El fiscal Moreno imputó a los directivos de Vicentin por el delito de balance falso en concurso real por defraudación y estafa en seis hechos cometidos contra bancos extranjeros damnificados por el default de la empresa.
Además de las diligencias de los principales acreedores y bancos perjudicados, la semana pasada el Banco Nación pidió que se investigue a la consultora que auditaba los balances de Vicentin, dados los elementos que permitieron deducir la falsificación documental, aún cuando los auditores adujeron que la caída de la empresa en 2019 fue una crisis que arrastraba desde años anteriores.
La encuesta del fiscal analizó la actividad desarrollada por los representantes del órgano de dirección y fiscalización de Vicentin, que “habrían celebrado contratos de compra venta y recibiendo mercadería, sabiendo y conociendo la imposibilidad de afrontar los pagos de la misma”.

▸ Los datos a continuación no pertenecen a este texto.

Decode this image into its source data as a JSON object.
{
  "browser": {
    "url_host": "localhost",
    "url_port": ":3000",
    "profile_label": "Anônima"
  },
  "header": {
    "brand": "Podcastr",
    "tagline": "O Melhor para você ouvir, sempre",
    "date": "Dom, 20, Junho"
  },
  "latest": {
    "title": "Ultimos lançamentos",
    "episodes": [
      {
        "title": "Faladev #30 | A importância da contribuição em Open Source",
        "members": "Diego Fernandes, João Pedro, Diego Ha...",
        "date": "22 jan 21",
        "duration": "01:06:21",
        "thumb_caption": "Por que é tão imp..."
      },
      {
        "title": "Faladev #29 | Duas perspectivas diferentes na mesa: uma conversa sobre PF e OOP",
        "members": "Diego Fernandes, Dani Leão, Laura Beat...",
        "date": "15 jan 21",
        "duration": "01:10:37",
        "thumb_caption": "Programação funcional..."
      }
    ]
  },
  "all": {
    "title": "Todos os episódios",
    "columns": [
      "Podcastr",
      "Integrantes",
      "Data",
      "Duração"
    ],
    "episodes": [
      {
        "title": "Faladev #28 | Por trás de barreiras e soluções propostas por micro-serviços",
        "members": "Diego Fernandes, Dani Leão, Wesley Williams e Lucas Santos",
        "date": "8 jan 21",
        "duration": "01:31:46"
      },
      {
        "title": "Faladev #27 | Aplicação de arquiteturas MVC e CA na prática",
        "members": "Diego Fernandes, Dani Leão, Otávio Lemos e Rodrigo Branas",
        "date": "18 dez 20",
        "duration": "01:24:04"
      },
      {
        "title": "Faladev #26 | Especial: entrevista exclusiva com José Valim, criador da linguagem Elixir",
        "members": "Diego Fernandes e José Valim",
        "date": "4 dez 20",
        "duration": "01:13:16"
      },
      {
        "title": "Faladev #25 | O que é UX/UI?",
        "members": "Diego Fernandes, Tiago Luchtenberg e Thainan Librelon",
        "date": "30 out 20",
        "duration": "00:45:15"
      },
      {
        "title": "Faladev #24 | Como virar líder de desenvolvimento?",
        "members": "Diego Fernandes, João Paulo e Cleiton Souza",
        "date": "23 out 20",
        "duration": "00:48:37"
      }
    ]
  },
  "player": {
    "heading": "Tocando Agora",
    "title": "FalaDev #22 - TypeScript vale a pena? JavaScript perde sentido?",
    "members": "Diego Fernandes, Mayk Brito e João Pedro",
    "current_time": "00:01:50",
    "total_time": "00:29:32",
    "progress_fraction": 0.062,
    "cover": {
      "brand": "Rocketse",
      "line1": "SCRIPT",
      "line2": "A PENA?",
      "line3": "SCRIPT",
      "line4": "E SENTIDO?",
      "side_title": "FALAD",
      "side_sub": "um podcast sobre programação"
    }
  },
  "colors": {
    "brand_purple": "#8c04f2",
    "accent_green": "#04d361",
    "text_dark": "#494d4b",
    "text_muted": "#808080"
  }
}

A los imputados se les atribuye haber confeccionado, aprobado y utilizado los balances anuales con cierre a octubre de 2017 y octubre 2018 que contenían información financiera falsa consistente en ocultar el verdadero pasivo de la empresa.
La fiscalía sostiene que también confeccionaron y presentaron ante los bancos internacionales, informes trimestrales correspondientes a los períodos enero 2017, abril 2017, julio 2017, enero 2018, abril 2018, julio 2018, enero 2019, abril 2019 y julio 2019.
Esos informes exhibían una aparente sólida situación patrimonial de Vicentin “con el fin de ocultar su realidad económica financiera, engañar a las entidades financieras y así, provocaron bajo error disposiciones patrimoniales que superan los US$ 500 millones en virtud de líneas de créditos acordada”.
Los bancos extranjeros denunciantes son la Corporación Financiera Internacional (CFI, del Grupo Banco Mundial); los holandeses Nederlandse Financierings-Maatschappij voor Ontwikkelingslanden N.V., Coöperatieve Rabobank U.A e ING Bank; y Natixis New York Branch, de Estados Unidos.
El fiscal Moreno definió las maniobras de Vicentin como “una puesta en escena de empresa solvente y confiable”, a fin de generar confianza en los productores, vendedores de granos, acopios, cooperativas y corredores, “quienes, engañados, entregaron toneladas de granos bajo la modalidad de contratos con precio a fijar, con el pleno conocimiento de los directores y síndicos de la imposibilidad de cumplir las obligaciones asumidas”.
Identificó entre los afectados a las firmas locales Cuatro Hojas S.A, Olzen Industria y Comercio de Calzados S.A., Maniagro S.A., La Clementina S.A., Commodities S.A, a las que ofrecieron mejores precios que la competencia y plazos muy superiores para fijar precio.